Un estudiante universitario salió un día a dar un paseo con un profesor, a quien los alumnos querían y admiraban por su bondad y paciencia. Mientras caminaban, vieron en el camino un par de zapatos viejos y supusieron que pertenecían a un anciano que estaba afanosamente, labrando la tierra. El alumno dijo al profesor:
—Hagámosle una broma; escondamos los zapatos y ocultémonos detrás de esos arbustos para ver su cara cuando no los encuentre.
—Mi querido amigo —le dijo el profesor—, nunca tenemos que divertirnos a expensas de los pobres. Tú eres rico y puedes darle una alegría a este hombre. Coloca una moneda en cada zapato y luego nos ocultaremos para ver cómo reacciona cuando las encuentre.

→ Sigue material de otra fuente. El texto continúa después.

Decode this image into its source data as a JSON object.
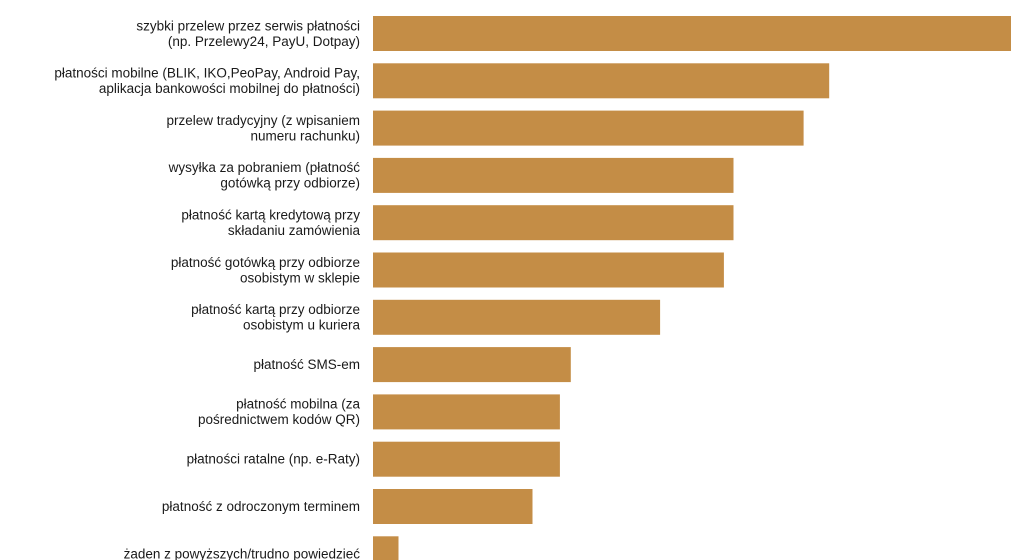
{
  "chart_data": {
    "type": "bar",
    "orientation": "horizontal",
    "title": "",
    "xlabel": "",
    "ylabel": "",
    "grid": false,
    "legend": "none",
    "bar_color": "#C48D46",
    "xlim": [
      0,
      100
    ],
    "categories": [
      [
        "szybki przelew przez serwis płatności",
        "(np. Przelewy24, PayU, Dotpay)"
      ],
      [
        "płatności mobilne (BLIK, IKO,PeoPay, Android Pay,",
        "aplikacja bankowości mobilnej do płatności)"
      ],
      [
        "przelew tradycyjny (z wpisaniem",
        "numeru rachunku)"
      ],
      [
        "wysyłka za pobraniem (płatność",
        "gotówką przy odbiorze)"
      ],
      [
        "płatność kartą kredytową przy",
        "składaniu zamówienia"
      ],
      [
        "płatność gotówką przy odbiorze",
        "osobistym w sklepie"
      ],
      [
        "płatność kartą przy odbiorze",
        "osobistym u kuriera"
      ],
      [
        "płatność SMS-em"
      ],
      [
        "płatność mobilna (za",
        "pośrednictwem kodów QR)"
      ],
      [
        "płatności ratalne (np. e-Raty)"
      ],
      [
        "płatność z odroczonym terminem"
      ],
      [
        "żaden z powyższych/trudno powiedzieć"
      ]
    ],
    "values": [
      100,
      71.5,
      67.5,
      56.5,
      56.5,
      55,
      45,
      31,
      29.3,
      29.3,
      25,
      4
    ]
  }
}
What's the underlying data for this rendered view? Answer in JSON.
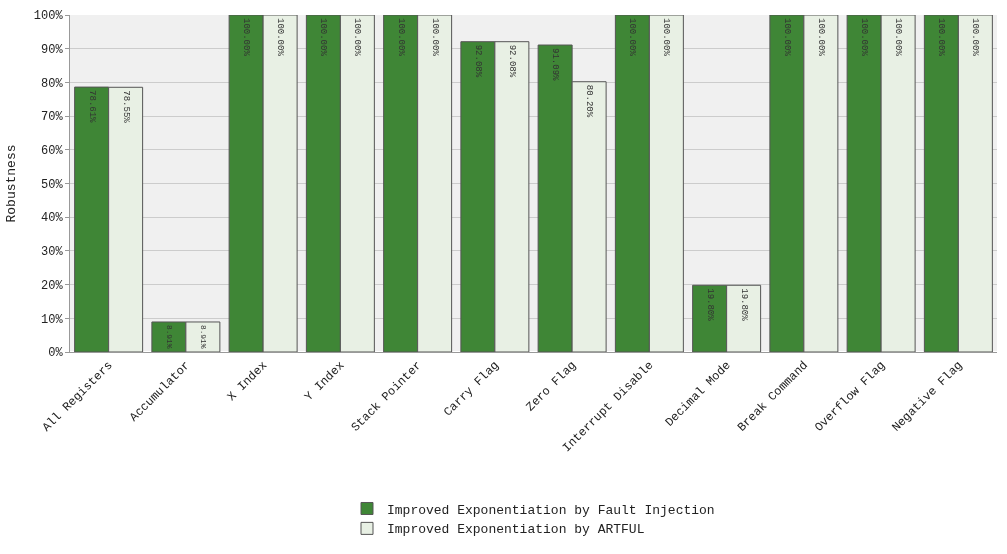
{
  "chart_data": {
    "type": "bar",
    "ylabel": "Robustness",
    "categories": [
      "All Registers",
      "Accumulator",
      "X Index",
      "Y Index",
      "Stack Pointer",
      "Carry Flag",
      "Zero Flag",
      "Interrupt Disable",
      "Decimal Mode",
      "Break Command",
      "Overflow Flag",
      "Negative Flag"
    ],
    "series": [
      {
        "name": "Improved Exponentiation by Fault Injection",
        "color": "#3f8636",
        "values": [
          78.61,
          8.91,
          100,
          100,
          100,
          92.08,
          91.09,
          100,
          19.8,
          100,
          100,
          100
        ],
        "value_labels": [
          "78.61%",
          "8.91%",
          "100.00%",
          "100.00%",
          "100.00%",
          "92.08%",
          "91.09%",
          "100.00%",
          "19.80%",
          "100.00%",
          "100.00%",
          "100.00%"
        ]
      },
      {
        "name": "Improved Exponentiation by ARTFUL",
        "color": "#e8f0e4",
        "values": [
          78.55,
          8.91,
          100,
          100,
          100,
          92.08,
          80.2,
          100,
          19.8,
          100,
          100,
          100
        ],
        "value_labels": [
          "78.55%",
          "8.91%",
          "100.00%",
          "100.00%",
          "100.00%",
          "92.08%",
          "80.20%",
          "100.00%",
          "19.80%",
          "100.00%",
          "100.00%",
          "100.00%"
        ]
      }
    ],
    "ylim": [
      0,
      100
    ],
    "yticks": [
      {
        "value": 0,
        "label": "0%"
      },
      {
        "value": 10,
        "label": "10%"
      },
      {
        "value": 20,
        "label": "20%"
      },
      {
        "value": 30,
        "label": "30%"
      },
      {
        "value": 40,
        "label": "40%"
      },
      {
        "value": 50,
        "label": "50%"
      },
      {
        "value": 60,
        "label": "60%"
      },
      {
        "value": 70,
        "label": "70%"
      },
      {
        "value": 80,
        "label": "80%"
      },
      {
        "value": 90,
        "label": "90%"
      },
      {
        "value": 100,
        "label": "100%"
      }
    ],
    "grid": "y",
    "legend": "bottom"
  }
}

Eso hizo y ambos se ocultaron entre los arbustos cercanos. El campesino terminó su tarea y cruzó el terreno en busca de sus zapatos y su abrigo. Se puso el abrigo y metió el pie en el zapato, pero al notar algo dentro se agachó para ver qué era y encontró la moneda. Sorprendido se preguntaba qué podía haber pasado. Miró la moneda, le dio vuelta y la volvió a mirar, luego miró a su alrededor pero no vio a nadie. Contento guardó la moneda en el bolsillo y se puso el otro zapato pero, su sorpresa fue doble al encontrar otra moneda. Sus sentimientos lo sobrecogieron: cayó de rodillas, levantó la vista al cielo y en voz alta pronunció una plegaria de agradecimiento; hablaba de su esposa enferma y de sus hijos que no tenían pan, y que gracias a una mano desconocida no morirían de hambre.
El estudiante quedó profundamente afectado y se le llenaron los ojos de lágrimas.
—Ahora —dijo el profesor—, ¿no estás más complacido que si le hubieras hecho una broma?
El joven respondió:
—Usted me ha enseñado una lección que jamás olvidaré. Ahora entiendo algo que antes no entendía… «Es mejor dar que recibir».